Kyohaksa’s textbook, however, was selected by only a small minority of schools. Then, the ongoing state-controlled text project was initiated by the government. Most historians oppose the publication of a state-controlled textbook. They point out that how the conservatives meddled with history education for past several years explains the conservatives’ eventual goal. “The failure of a right-wing textbook led the conservative government to come up with another measure, a state-controlled textbook,” said Professor Kwon Nae Hyun (History Education).

 

Since the Kyohaksa textbook was accused of glorifying pro-Japan activities and dictatorships, many are concerned that the new textbook published by the government would involve the same problems. Nevertheless, some individuals and civic groups insist that when criticizing the government, one should focus on the fact that a state-controlled textbook will enforce a single view of history to all students. 

 

In the same context, Seo, the president of KUSA, stated that “the opposition between uniformity and diversity is more significant than issues related to dictatorships or pro-Japanese activities” in the student association central steering committee. “It can be interpreted that uniformity is a broader concept than glorifying pro-Japan activities and dictatorships,” said Professor Kwon. In other words, unquestioningly justifying specific activities of certain historical figures without remarking their conspicuous faults eventually forces students to think on a singular perspective.

 

Based on such logics, more than four hundred historians in universities around the nation have announced that they oppose the state-led publication of history textbooks and pledged not to participate as authors. As a result, only a limited pool of right-wing historians will participate. “It is hard to assume that the small minority will represent the whole academic world,” Kwon said.

 

     
   
▲ Professor Kwon Nae Hyun. Photographed by Lee So Young
Another significant problem associated with the ongoing project is that three textbooks (middle school 1 and 2, and high school) will be completed in a year, which implies that the textbooks could be written in a rough-and-ready method. “Many people overlook the small amount of time allocated for each textbook, but even authorized textbooks were completed after two years of research,” said Professor Kwon. 
 
Then, how should history education be improved? To clear the charge of only incurring conflicts, history education needs to be a result of academic debates, rather than political disputes. Until now, historians have belittled the significance of history education, only focusing on academic research. Nevertheless, academic research and general education are interdependent. “Historians should seek for the direction of history education through ceaseless struggles and debates,” Kwon uttered.
 
Furthermore, rather than simply enumerating historical concepts, history textbooks should be written in a manner that could help students comfortably approach historical facts and lessons. Textbooks up to now have discouraged many students, merely listing concepts and facts without illustrating them enough with detailed examples or stories.  
 
When educating students, what kind of identity the students should have as a citizen of Korean society is a crucial issue.

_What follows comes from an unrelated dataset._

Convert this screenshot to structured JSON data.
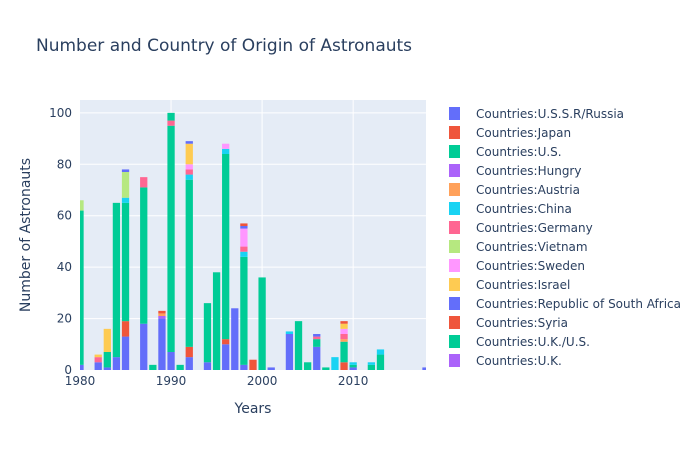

The government and conservative historians have argued that students should be proud of Korea, which accomplished both industrialization and democratization in less than 60 years. Others contend that an identity as a citizen of a democratic society is more important than an unwavering national identity. The eventual goal of history education should be defined based on a national consensus. According to Kwon, “History education could develop to facilitate the construction of a wholesome society."